Describa el lugar donde estabas exactamente como era

“Sabes, cuando fuimos a Khost a su base, llegamos de noche al complejo. Cuando amaneció vimos que estábamos en medio de los muyahidines, los guerrilleros islámicos. Había hombres marchando en las ciudades cercanas, vestidos con uniformes militares. Y ya el segundo día nos enteramos de que habían campos de entrenamiento (…). La mayoría de los hombres que recibían entrenamiento eran de Pakistán, de los distritos de Punjab, y algunos eran de la región de Cachemira controlada por Pakistán (la región noroccidental)”.

“Había tres campos allí y todos pertenecían a los pakistaníes. Este es el lugar donde nos quedamos durante la noche y esperamos durante al menos dos días. Luego nos llevaron a otro campo de entrenamiento, tal vez a 15 kilómetros de distancia. Y allí conocimos a Osama bin Laden. Ese campamento era un campo de entrenamiento para los árabes (…). Estaba rodeado de montañas y los edificios en ambos lugares eran ruinosos, hechos de piedra y barro, casas muy simples, y no me dio la impresión de que se trataran de complejos modernos”.

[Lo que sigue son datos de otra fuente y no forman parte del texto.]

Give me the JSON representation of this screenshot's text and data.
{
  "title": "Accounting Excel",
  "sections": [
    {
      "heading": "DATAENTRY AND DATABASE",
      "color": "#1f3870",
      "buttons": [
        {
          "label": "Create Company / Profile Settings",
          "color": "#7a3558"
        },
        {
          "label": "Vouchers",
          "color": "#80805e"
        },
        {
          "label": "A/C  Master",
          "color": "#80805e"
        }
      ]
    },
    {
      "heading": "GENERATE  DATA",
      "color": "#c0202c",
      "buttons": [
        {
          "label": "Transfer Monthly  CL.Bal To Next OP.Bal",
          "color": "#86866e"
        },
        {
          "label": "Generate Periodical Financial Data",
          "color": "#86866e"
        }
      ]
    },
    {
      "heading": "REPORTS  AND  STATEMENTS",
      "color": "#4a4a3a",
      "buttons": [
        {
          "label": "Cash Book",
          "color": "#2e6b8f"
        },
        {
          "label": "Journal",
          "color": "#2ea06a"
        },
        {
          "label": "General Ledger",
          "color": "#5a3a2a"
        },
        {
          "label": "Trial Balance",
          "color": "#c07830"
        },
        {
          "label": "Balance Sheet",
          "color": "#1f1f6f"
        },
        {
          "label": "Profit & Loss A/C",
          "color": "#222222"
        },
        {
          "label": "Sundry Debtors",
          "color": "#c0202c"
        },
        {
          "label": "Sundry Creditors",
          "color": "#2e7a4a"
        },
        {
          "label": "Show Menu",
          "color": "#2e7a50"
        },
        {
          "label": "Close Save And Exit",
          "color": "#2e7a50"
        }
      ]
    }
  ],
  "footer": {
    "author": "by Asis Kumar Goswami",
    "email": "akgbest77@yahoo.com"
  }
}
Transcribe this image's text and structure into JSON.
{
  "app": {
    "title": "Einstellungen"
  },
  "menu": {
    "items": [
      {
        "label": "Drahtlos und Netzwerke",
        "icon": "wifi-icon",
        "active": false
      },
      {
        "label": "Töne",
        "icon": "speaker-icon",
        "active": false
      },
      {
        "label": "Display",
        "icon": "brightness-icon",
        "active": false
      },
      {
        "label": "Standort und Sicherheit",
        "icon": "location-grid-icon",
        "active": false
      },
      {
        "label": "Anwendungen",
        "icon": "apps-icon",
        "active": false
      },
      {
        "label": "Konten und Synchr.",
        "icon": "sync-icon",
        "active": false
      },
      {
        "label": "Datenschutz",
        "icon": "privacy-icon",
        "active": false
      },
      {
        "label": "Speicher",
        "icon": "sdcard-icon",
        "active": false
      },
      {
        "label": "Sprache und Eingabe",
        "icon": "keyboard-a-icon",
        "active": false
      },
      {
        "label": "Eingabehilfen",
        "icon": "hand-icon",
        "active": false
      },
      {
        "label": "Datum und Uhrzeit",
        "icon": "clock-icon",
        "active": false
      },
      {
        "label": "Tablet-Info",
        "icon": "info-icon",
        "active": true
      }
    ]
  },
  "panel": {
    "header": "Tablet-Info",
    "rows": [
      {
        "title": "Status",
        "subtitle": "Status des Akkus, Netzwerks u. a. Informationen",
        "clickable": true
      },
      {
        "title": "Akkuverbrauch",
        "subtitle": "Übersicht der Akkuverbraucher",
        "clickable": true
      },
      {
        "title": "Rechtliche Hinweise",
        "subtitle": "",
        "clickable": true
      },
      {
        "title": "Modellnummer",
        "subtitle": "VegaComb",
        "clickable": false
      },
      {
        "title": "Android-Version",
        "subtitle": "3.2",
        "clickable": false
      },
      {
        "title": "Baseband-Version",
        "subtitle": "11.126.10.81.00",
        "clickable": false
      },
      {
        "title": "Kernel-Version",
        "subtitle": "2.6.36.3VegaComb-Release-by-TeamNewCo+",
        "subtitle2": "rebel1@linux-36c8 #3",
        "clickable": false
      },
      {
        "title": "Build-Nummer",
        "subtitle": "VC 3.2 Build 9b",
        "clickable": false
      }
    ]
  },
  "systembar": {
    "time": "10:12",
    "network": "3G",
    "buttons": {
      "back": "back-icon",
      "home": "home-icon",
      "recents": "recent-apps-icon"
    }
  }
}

Suena como si hubieras estado en un campo de entrenamiento de al-Qaeda.

“En ese entonces no eran conocidos como al-Qaeda, pero más tarde, tras el atentado de 1998 en el este de África y los ataques del 11 de septiembre, me di cuenta de que habíamos estado con al-Qaeda”.

En ese entonces, mayo de 1998, ¿había dicho al mundo que oficialmente era el líder de esa organización llamada al-Qaeda?

“Nunca dijo ser el líder de al-Qaeda. En esa conferencia de prensa solo dijo que había nombrado a su grupo como el Frente Islámico Internacional, ese fue el término que utilizó. No escuché que se llamara a él o a su organización como al-Qaeda.

Cuente el mensaje que este hombre aparentemente calmo, educado, transmitió al grupo de periodistas.

“Cuando terminó la conversación formal, nos sacaron del salón y nos sentamos en el suelo, y nos sirvieron té y un poco de frutas secas. Y en ese momento Osama bin Laden sí nos estaba mirando, nos miraba a cada uno de nosotros. El Ayman al-Zawahiri (el número dos de al-Qaeda) habló sobre sus vidas, sobre cómo eran sus días en ese lugar. Pero durante esa conferencia de prensa, dijo que los estadounidenses sabían quién habían matado a sus tropas en Somalia, sabían quién habían matado a sus tropas en Arabia Saudita. En ese momento no dijo que fue él quien los mató, pero de alguna manera se refería a que estuvo detrás de esos dos ataques”.

“Y cuando Osama bin Laden mencionó que iba a empezar la guerra santa contra Estados Unidos, Israel y todos los gobernantes del mundo árabe, pensamos que estaba presumiendo. Fue en 1998 y luego en 2001, tras los ataques del 11 de septiembre, que me di cuenta que había conocido al hombre más peligroso del mundo”.

Nafees Takar publicó un artículo sobre la conferencia de prensa en el periódico inglés pakistaní The Nation, y el artículo también fue compartido con agencias de prensa italianas y alemanas.